It’s official – if you want that high-flying job, you’d better take a look at your social media privacy settings.
Recent YouGOV research shows that 1 in 5 employers has rejected a candidate based on their social media usage, with large organisations being the most likely to snoop – and the most likely to turn candidates away.
But is it fair to reject candidates based on their social media use, and at what point does the unwillingness to work with someone whose opinions, beliefs or lifestyle clash with your own edge into discriminatory territory? How much should someone’s private life matter, compared to their ability to do their job? Do companies simply need to calm down about social media?
Take a recent example from one of our clients – having made it through their extensive interview process, he was hired by a top international ad agency. The agency loved him, his skill set was ideal and he’d been given a start date – then, seemingly out of the blue, the agency withdrew their offer. A friend of the hiring manager had seen some of the candidate’s tweets, prompting the agency’s decision to go in a different direction.
These tweets weren’t illegal or offensive – they were simply opinions.It’s also worth emphasising that his expression of these opinions was enough to cause the agency to withdraw their offer despite having met him in person several times. The question of “putting employers off” in the pre-interview stage is open enough – after all, who wants to be pre-judged based on a Facebook profile picture and short description? But this wasn’t a case of taking disembodied opinions out of context. They were already familiar with him, and still found this sufficient to withdraw their offer.

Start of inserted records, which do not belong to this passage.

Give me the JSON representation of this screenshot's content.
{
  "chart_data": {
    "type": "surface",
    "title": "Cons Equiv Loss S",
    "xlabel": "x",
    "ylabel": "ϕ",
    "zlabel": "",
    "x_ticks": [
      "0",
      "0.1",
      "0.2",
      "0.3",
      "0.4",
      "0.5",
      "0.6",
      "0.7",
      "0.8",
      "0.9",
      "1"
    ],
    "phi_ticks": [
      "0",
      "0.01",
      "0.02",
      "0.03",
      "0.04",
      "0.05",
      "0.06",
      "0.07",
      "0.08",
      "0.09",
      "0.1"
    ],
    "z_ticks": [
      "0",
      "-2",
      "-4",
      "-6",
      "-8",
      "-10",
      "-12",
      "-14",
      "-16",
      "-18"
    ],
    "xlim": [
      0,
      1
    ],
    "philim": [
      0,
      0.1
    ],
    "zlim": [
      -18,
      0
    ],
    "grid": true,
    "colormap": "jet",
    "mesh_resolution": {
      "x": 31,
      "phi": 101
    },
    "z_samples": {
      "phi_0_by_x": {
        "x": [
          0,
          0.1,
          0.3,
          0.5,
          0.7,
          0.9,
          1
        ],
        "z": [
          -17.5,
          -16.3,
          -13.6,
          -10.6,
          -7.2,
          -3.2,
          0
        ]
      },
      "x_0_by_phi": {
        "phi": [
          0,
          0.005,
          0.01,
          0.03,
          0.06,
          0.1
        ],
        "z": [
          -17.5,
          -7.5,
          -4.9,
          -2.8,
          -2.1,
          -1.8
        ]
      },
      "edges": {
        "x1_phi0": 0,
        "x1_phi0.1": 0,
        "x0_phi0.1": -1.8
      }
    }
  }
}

Not only could rejecting a candidate based on their personal beliefs be considered discriminatory, it’s questionable whether it is best for a business to simply hire candidates who all think the same way as each other. Do we really want to live in a society where there’s an ‘accepted’ way to think, and expressing an alternative political view can cost someone their career?
We opened the question up for debate on LinkedIn and found our connections were divided – many made the valid point that any information available is in the public domain, and that candidates should be social-media savvy, while others also raised the question of discriminatory practices. It’s undeniable that anyone working in the digital sphere should be aware of their digital profile – but now that we live in an era where children grow up with social media profiles, is it really fair to punish them years down the line for a poorly protected tweet? Is it possible that a hiring manager whose swamped with applications could simply look at your Facebook profile and decide they don’t like the look of you? Could it be that, actually, putting your personal profiles under a different name or deleting them entirely is the best way to go?

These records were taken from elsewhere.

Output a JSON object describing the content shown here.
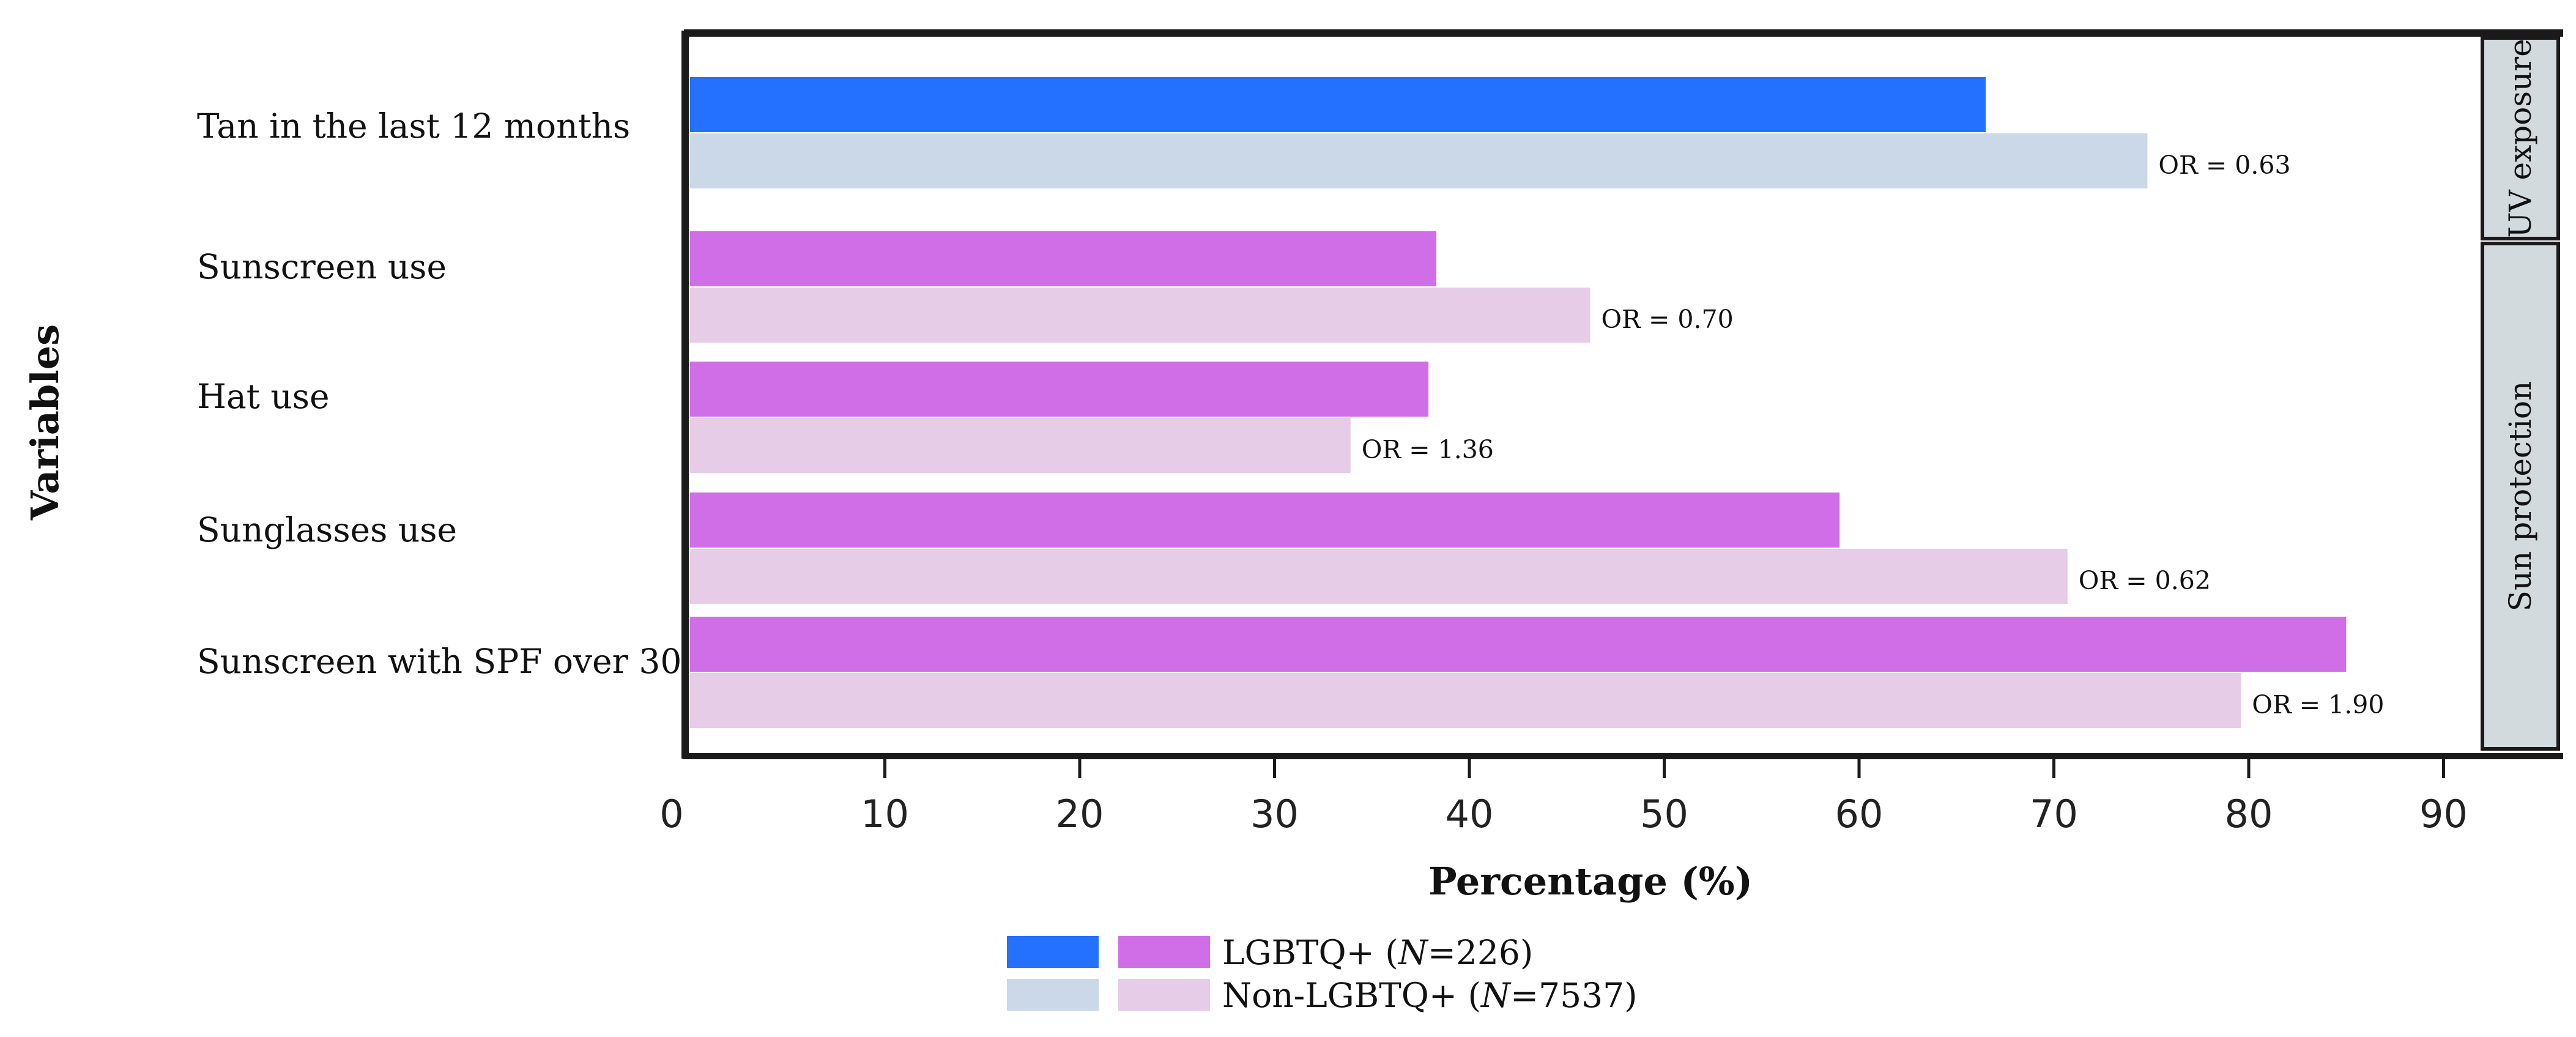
{
  "chart_data": {
    "type": "bar",
    "orientation": "horizontal",
    "xlabel": "Percentage (%)",
    "ylabel": "Variables",
    "xlim": [
      0,
      98
    ],
    "xticks": [
      "0",
      "10",
      "20",
      "30",
      "40",
      "50",
      "60",
      "70",
      "80",
      "90"
    ],
    "groups": [
      {
        "label": "UV exposure",
        "items": [
          {
            "category": "Tan in the last 12 months",
            "lgbtq": 66.5,
            "non_lgbtq": 74.8,
            "or_label": "OR = 0.63"
          }
        ]
      },
      {
        "label": "Sun protection",
        "items": [
          {
            "category": "Sunscreen use",
            "lgbtq": 38.3,
            "non_lgbtq": 46.2,
            "or_label": "OR = 0.70"
          },
          {
            "category": "Hat use",
            "lgbtq": 37.9,
            "non_lgbtq": 33.9,
            "or_label": "OR = 1.36"
          },
          {
            "category": "Sunglasses use",
            "lgbtq": 59.0,
            "non_lgbtq": 70.7,
            "or_label": "OR = 0.62"
          },
          {
            "category": "Sunscreen with SPF over 30",
            "lgbtq": 85.0,
            "non_lgbtq": 79.6,
            "or_label": "OR = 1.90"
          }
        ]
      }
    ],
    "colors": {
      "uv_lgbtq": "#2470ff",
      "uv_non_lgbtq": "#cbd8e8",
      "sun_lgbtq": "#d06ee8",
      "sun_non_lgbtq": "#e6cce6",
      "strip_bg": "#d3dade"
    },
    "legend": {
      "position": "bottom-center",
      "entries": [
        {
          "prefix": "LGBTQ+ (",
          "n_symbol": "N",
          "suffix": "=226)"
        },
        {
          "prefix": "Non-LGBTQ+ (",
          "n_symbol": "N",
          "suffix": "=7537)"
        }
      ]
    }
  }
}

Well, no, not necessarily – becausesocial media bias can go both ways. If you’re looking for job opportunities in digital, London recruitment firms and hiring managers often check your social media for quite a different reason: to assess your ‘personal brand’. If you’ve a lot of followers or a high profile presence, that can work in your advantage. But again, should this really be the case? It could be argued that someone who is dedicating their career to raising their clients’ profile may be too busy, or simply unwilling, to dedicate the same efforts to their own social accounts – so should we expect their jobs to spill over into their private lives, simply to prove a point?
Recently, a senior social director we were working with was eventually turned down from a role at a global media agency because he had no personal Facebook or LinkedIn profile. His argument was that he’d been doing his job for ten years at major agencies, to great success. Why should he need to prove his worth like that?
Whether you believe that a social media check is no difference from due diligence or that it’s an invasion into our private lives, it’s clear that it’s a choppy course which should be navigated with great caution. So, candidates – if you’re wondering why you’re being turned down for ideal roles on a regular basis, it could be that a social media healthcheck is in order. And employers – maybe consider cutting candidates a little slack about their online lives. Face-to-face interviews are by far the best way to figure out whether that comment you’re questioning was tongue in cheek or sincere – and ultimately, suitability for the role should be more important than whether you support the same political party.